The studies published through the end of 2012 contained 317 patients who had received umbilical cord blood transplants for novel indications. This limited numbr of patients were treated for a broad range of conditions. The cord blood stem cells came from both public and family cord blood banks, and the patients included both adults and children.

Only a minority of these preliminary studies included a control group (only 3 of the 20 published studies) which limits the ability to know how useful these transplants were compared with standard treatments. Many studies reported possible benefit (reported in 15 of 20 studies) but the true benefits remain unknown given the small number of patients enrolled and it is common that negative studies are often never published. In order to really know whether these approaches are beneficial, randomized studies will be required in the future.

While these studies provide hope that cord blood may be useful for the treatment of these devastating conditions, more studies are needed and will need to be repeated by several groups before we can embrace these transplant strategies. Importantly, future studies need to be conducted using the highest standards in clinical trial design to provide the greatest confidence regarding these risky and cost-intensive strategies.

It remains unknown whether family banking of cord blood is recommended for treatment of these new indications. With increasing banking of cord blood units in public and private banks, there is an urgency to increase our knowledge of how best to use these cells to improve the health of patients in need of regenerative therapy or immune modulation.

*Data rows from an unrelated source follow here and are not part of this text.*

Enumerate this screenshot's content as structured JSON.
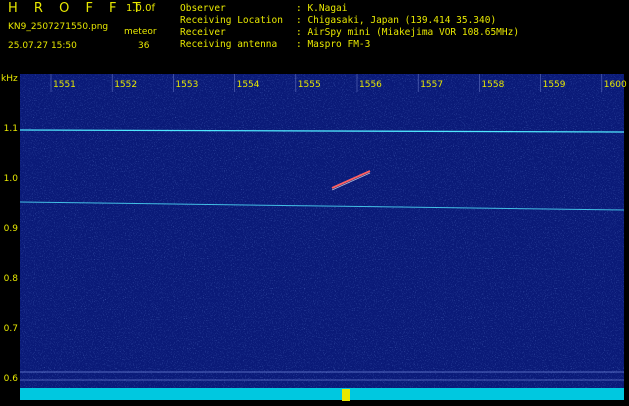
{
  "header": {
    "app_title": "H R O F F T",
    "version": "1.0.0f",
    "filename": "KN9_2507271550.png",
    "mode": "meteor",
    "datetime": "25.07.27 15:50",
    "count": "36",
    "info_rows": [
      {
        "label": "Observer",
        "value": ": K.Nagai"
      },
      {
        "label": "Receiving Location",
        "value": ": Chigasaki, Japan (139.414 35.340)"
      },
      {
        "label": "Receiver",
        "value": ": AirSpy mini (Miakejima VOR 108.65MHz)"
      },
      {
        "label": "Receiving antenna",
        "value": ": Maspro FM-3"
      }
    ]
  },
  "axes": {
    "y_unit": "kHz",
    "y_ticks": [
      "1.1",
      "1.0",
      "0.9",
      "0.8",
      "0.7",
      "0.6"
    ],
    "x_ticks": [
      "1551",
      "1552",
      "1553",
      "1554",
      "1555",
      "1556",
      "1557",
      "1558",
      "1559",
      "1600"
    ]
  },
  "colors": {
    "text": "#e8e800",
    "background": "#0a1a78",
    "carrier_line": "#50e8ff"
  }
}
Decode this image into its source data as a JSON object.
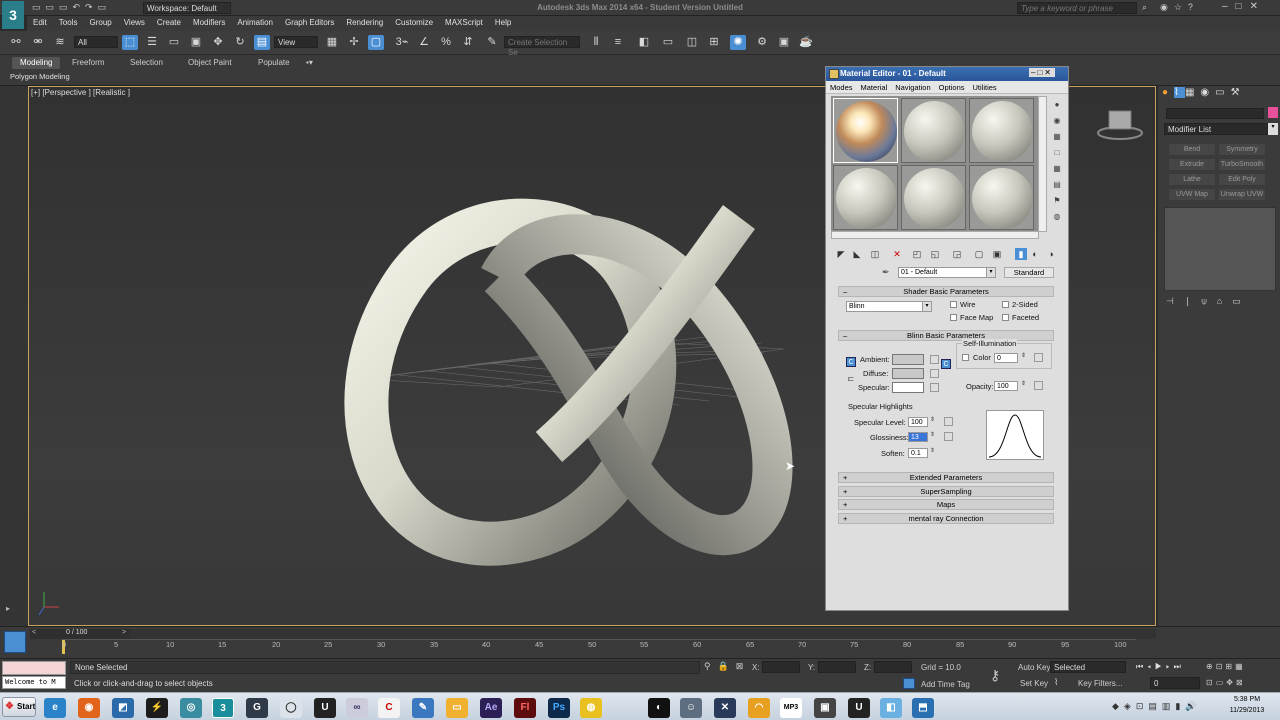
{
  "title_bar": {
    "app_title": "Autodesk 3ds Max  2014 x64  - Student Version   Untitled",
    "workspace_label": "Workspace: Default",
    "search_placeholder": "Type a keyword or phrase"
  },
  "menu": [
    "Edit",
    "Tools",
    "Group",
    "Views",
    "Create",
    "Modifiers",
    "Animation",
    "Graph Editors",
    "Rendering",
    "Customize",
    "MAXScript",
    "Help"
  ],
  "toolbar": {
    "selection_filter": "All",
    "ref_coord": "View",
    "named_selection_placeholder": "Create Selection Se"
  },
  "ribbon": {
    "tabs": [
      "Modeling",
      "Freeform",
      "Selection",
      "Object Paint",
      "Populate"
    ],
    "active_tab": "Modeling",
    "sub_label": "Polygon Modeling"
  },
  "viewport": {
    "label": "[+] [Perspective ] [Realistic ]"
  },
  "material_editor": {
    "title": "Material Editor - 01 - Default",
    "menu": [
      "Modes",
      "Material",
      "Navigation",
      "Options",
      "Utilities"
    ],
    "material_name": "01 - Default",
    "material_type": "Standard",
    "shader_rollout": "Shader Basic Parameters",
    "shader": "Blinn",
    "shader_options": [
      "Wire",
      "2-Sided",
      "Face Map",
      "Faceted"
    ],
    "blinn_rollout": "Blinn Basic Parameters",
    "self_illum_label": "Self-Illumination",
    "color_label": "Color",
    "color_value": "0",
    "ambient_label": "Ambient:",
    "diffuse_label": "Diffuse:",
    "specular_label": "Specular:",
    "opacity_label": "Opacity:",
    "opacity_value": "100",
    "highlights_label": "Specular Highlights",
    "spec_level_label": "Specular Level:",
    "spec_level_value": "100",
    "glossiness_label": "Glossiness:",
    "glossiness_value": "13",
    "soften_label": "Soften:",
    "soften_value": "0.1",
    "rollouts": [
      "Extended Parameters",
      "SuperSampling",
      "Maps",
      "mental ray Connection"
    ],
    "colors": {
      "ambient": "#c8c8c8",
      "diffuse": "#c8c8c8",
      "specular": "#ffffff"
    }
  },
  "command_panel": {
    "modifier_list": "Modifier List",
    "modifiers": [
      "Bend",
      "Symmetry",
      "Extrude",
      "TurboSmooth",
      "Lathe",
      "Edit Poly",
      "UVW Map",
      "Unwrap UVW"
    ],
    "color_swatch": "#e8509a"
  },
  "timeline": {
    "frame_counter": "0 / 100",
    "ticks": [
      "0",
      "5",
      "10",
      "15",
      "20",
      "25",
      "30",
      "35",
      "40",
      "45",
      "50",
      "55",
      "60",
      "65",
      "70",
      "75",
      "80",
      "85",
      "90",
      "95",
      "100"
    ]
  },
  "status": {
    "selection": "None Selected",
    "prompt": "Click or click-and-drag to select objects",
    "welcome": "Welcome to M",
    "x_label": "X:",
    "y_label": "Y:",
    "z_label": "Z:",
    "grid": "Grid = 10.0",
    "add_time_tag": "Add Time Tag",
    "auto_key": "Auto Key",
    "auto_key_value": "Selected",
    "set_key": "Set Key",
    "key_filters": "Key Filters...",
    "frame_field": "0"
  },
  "taskbar": {
    "start": "Start",
    "time": "5:38 PM",
    "date": "11/29/2013"
  }
}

MAJ Iafolla, J Tay, DS Allan Biology of Blood and Marrow Transplantation 2014 Jan;20(1):20-5 PMID24067504

Dr. David S. Allan MD FRCP(C) is a scientist in the Regenerative Medicine Program at the Ottawa Hospital Research Institute (OHRI) and a hematologist with the Blood and Marrow Transplant Program at The Ottawa Hospital. In addition, he is a medical director with the National Public Cord Blood Bank at Canadian Blood Services. Dr. Allan is a Queen's graduate and completed his residency in Internal Medicine and Hematology at the University of Toronto and the University of Western Ontario. Dr. Allan completed a clinical fellowship in blood and marrow transplantation at the Hôpital Maisonneuve-Rosemont in Montréal before joining OHRI in 2005. His research program focuses on experimental cell therapy using blood stem cells.